On the other hand, in Japan, there were only two colors of belts: Black and White. White symbolizes death in the Japanese tradition, therefore, beginners wore white to symbolize that they were ready to sacrifice themselves in order to attain the status of a martial artist. While the experienced wore black belts symbolizing that they had overcome their fear of death.

Later on, Dr. Jigoro Kano, founder of Judo created a belting system with the purpose of monitoring the level of experience of his students. This system was later adopted by the founder of karate, Gichin Funakoshi, and ByungJick Ro, his student who invented Taekwondo.

Initially, the students had only one belt of white color which was dyed with a darker color with each promotion. This darkening of the color of the belt represented the maturity of the art.

The Intricacies of the Belting System

Brazilian Jiu-jitsu is among the strictest martial arts in terms of their belting system. So, if you are thinking that you’ll be able to achieve a belt every few months, you are fooling yourself. In fact, it can take, on average, ten years for a person training in BJJ to achieve a black belt.

There are two belting systems, one for kids and another for adults:

BJJ Belting System for Kids

The kids’ belting system deals with ranking kids from 4 to 17 years of age. The kids start with the traditional white belt and move on, with training, to gray, yellow, orange and at last green. If you own a custom bjj gi then you should make it keeping in mind the colors of these belts.

After a child has attained the green belt he/she does not have to start from the white belt (of the adult belting system) rather he/she continues the training from the blue belt and onwards.

The kids’ BJJ belting system can get more complicated considering which bjj organization the martial arts academy is affiliated with. For instance, the martial arts academy might have kids’ belts with a lengthwise stripe of a different color to represent the fact that the child has yet to train enough to earn a fully colored belt.

BJJ Belting System for Adults

White Belt: A person starts his/her BJJ training from the white belt. The initial stages of training can be exhausting as well as haunting. One has to train a lot to reach to the second belt, which is a major achievement in itself.

Blue Belt: The second belt of the BJJ belts, the blue belt, is when one learns defense moves and how to integrate different moves. Blue belt demands the most time than any other belt, from a person.

Purple: The purple belt hallmarks half of the BJJ journey. It is the time when one’s style is defined and it is when one chooses one’s area of specialization in the art.

Brown Belt: A brown belt signifies the level at which many people start teaching Jiu-jitsu to younger students. A person with a brown belt has a lot of knowledge of the art and is dangerous. It is the time when most people develop their own moves which, if significant, is adopted by the common bjj style.
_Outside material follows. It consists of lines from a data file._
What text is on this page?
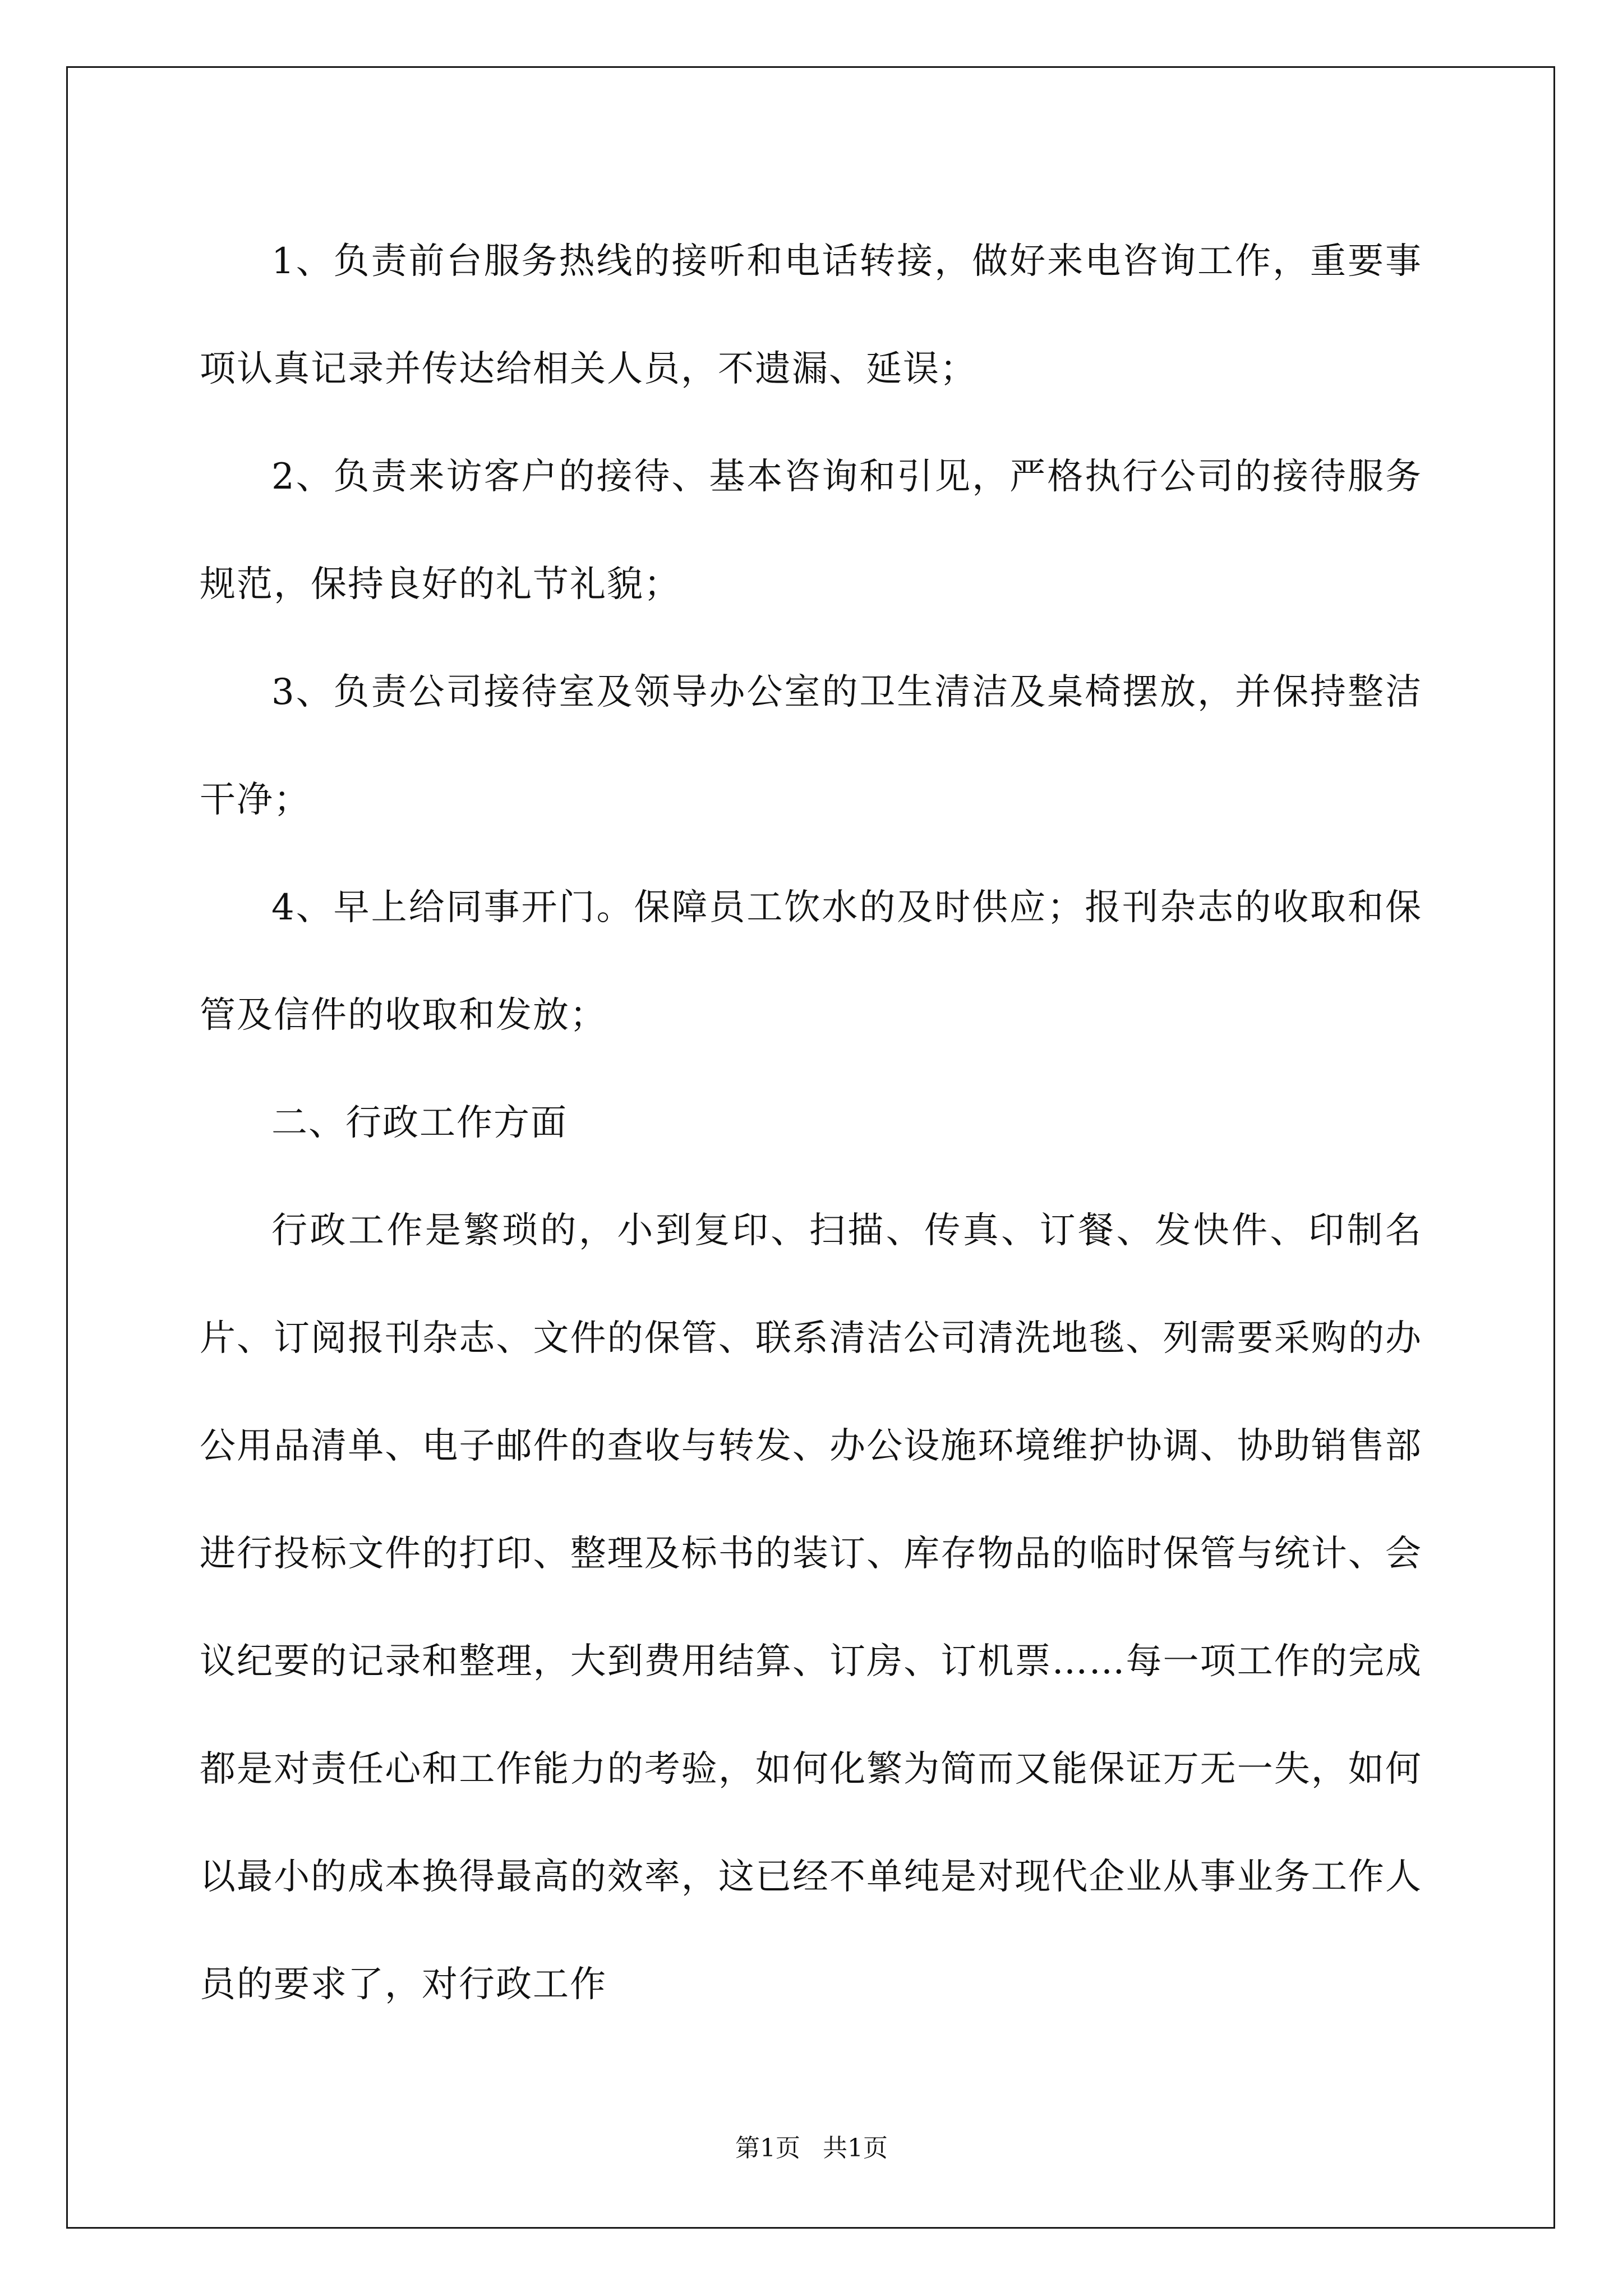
1、负责前台服务热线的接听和电话转接，做好来电咨询工作，重要事项认真记录并传达给相关人员，不遗漏、延误；

2、负责来访客户的接待、基本咨询和引见，严格执行公司的接待服务规范，保持良好的礼节礼貌；

3、负责公司接待室及领导办公室的卫生清洁及桌椅摆放，并保持整洁干净；

4、早上给同事开门。保障员工饮水的及时供应；报刊杂志的收取和保管及信件的收取和发放；

二、行政工作方面

行政工作是繁琐的，小到复印、扫描、传真、订餐、发快件、印制名片、订阅报刊杂志、文件的保管、联系清洁公司清洗地毯、列需要采购的办公用品清单、电子邮件的查收与转发、办公设施环境维护协调、协助销售部进行投标文件的打印、整理及标书的装订、库存物品的临时保管与统计、会议纪要的记录和整理，大到费用结算、订房、订机票……每一项工作的完成都是对责任心和工作能力的考验，如何化繁为简而又能保证万无一失，如何以最小的成本换得最高的效率，这已经不单纯是对现代企业从事业务工作人员的要求了，对行政工作

第1页 共1页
Black Belt: A person with a black belt in BJJ is called a professor which illustrates the level of knowledge of the art that one has to acquire to achieve it.
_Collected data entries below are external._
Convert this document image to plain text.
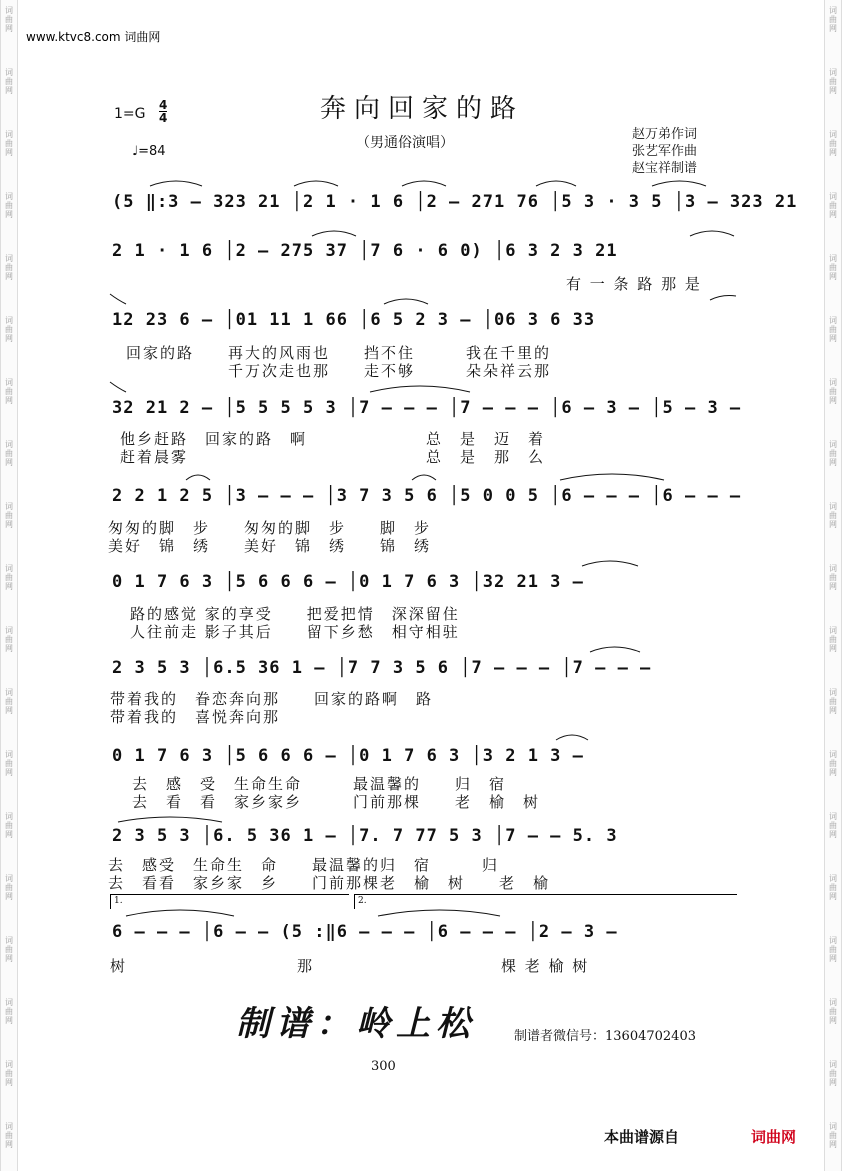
词曲网
词曲网
词曲网
词曲网
词曲网
词曲网
词曲网
词曲网
词曲网
词曲网
词曲网
词曲网
词曲网
词曲网
词曲网
词曲网
词曲网
词曲网
词曲网
词曲网
词曲网
词曲网
词曲网
词曲网
词曲网
词曲网
词曲网
词曲网
词曲网
词曲网
词曲网
词曲网
词曲网
词曲网
词曲网
词曲网
词曲网
词曲网
www.ktvc8.com 词曲网
奔向回家的路
（男通俗演唱）
1=G
4
4
♩=84
赵万弟作词
张艺军作曲
赵宝祥制谱
(5 ‖:3 – 323 21 │2 1 · 1 6 │2 – 271 76 │5 3 · 3 5 │3 – 323 21
2 1 · 1 6 │2 – 275 37 │7 6 · 6 0) │6 3 2 3 21
有 一 条 路 那 是
12 23 6 – │01 11 1 66 │6 5 2 3 – │06 3 6 33
回家的路　　再大的风雨也　　挡不住　　　我在千里的
　　　　　　千万次走也那　　走不够　　　朵朵祥云那
32 21 2 – │5 5 5 5 3 │7 – – – │7 – – – │6 – 3 – │5 – 3 –
他乡赶路　回家的路　啊　　　　　　　总　是　迈　着
赶着晨雾　　　　　　　　　　　　　　总　是　那　么
2 2 1 2 5 │3 – – – │3 7 3 5 6 │5 0 0 5 │6 – – – │6 – – –
匆匆的脚　步　　匆匆的脚　步　　脚　步
美好　锦　绣　　美好　锦　绣　　锦　绣
0 1 7 6 3 │5 6 6 6 – │0 1 7 6 3 │32 21 3 –
路的感觉 家的享受　　把爱把情　深深留住
人往前走 影子其后　　留下乡愁　相守相驻
2 3 5 3 │6.5 36 1 – │7 7 3 5 6 │7 – – – │7 – – –
带着我的　眷恋奔向那　　回家的路啊　路
带着我的　喜悦奔向那
0 1 7 6 3 │5 6 6 6 – │0 1 7 6 3 │3 2 1 3 –
去　感　受　生命生命　　　最温馨的　　归　宿
去　看　看　家乡家乡　　　门前那棵　　老　榆　树
2 3 5 3 │6. 5 36 1 – │7. 7 77 5 3 │7 – – 5. 3
去　感受　生命生　命　　最温馨的归　宿　　　归
去　看看　家乡家　乡　　门前那棵老　榆　树　　老　榆
1.	2.
6 – – – │6 – – (5 :‖6 – – – │6 – – – │2 – 3 –
树　　　　　　　　　　那　　　　　　　　　　　棵 老 榆 树
制谱：岭上松	制谱者微信号：13604702403
300
本曲谱源自	词曲网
Red Belt: Contrary to what you might know, the black belt is not the last belt, after that there is the red belt which signifies a level of mastery. A 10th-degree red belt is only designated for the pioneers of BJJ.

Tying of the belt

BJJ belts have a habit of getting loose during rolling and practicing. However, it is not a reason to not learn how to tie one properly. There are various styles of tying a bjj belt e.g. there is the traditional Japanese version, then there are other versions that don’t let the tie loose easily that can be adopted during tournaments.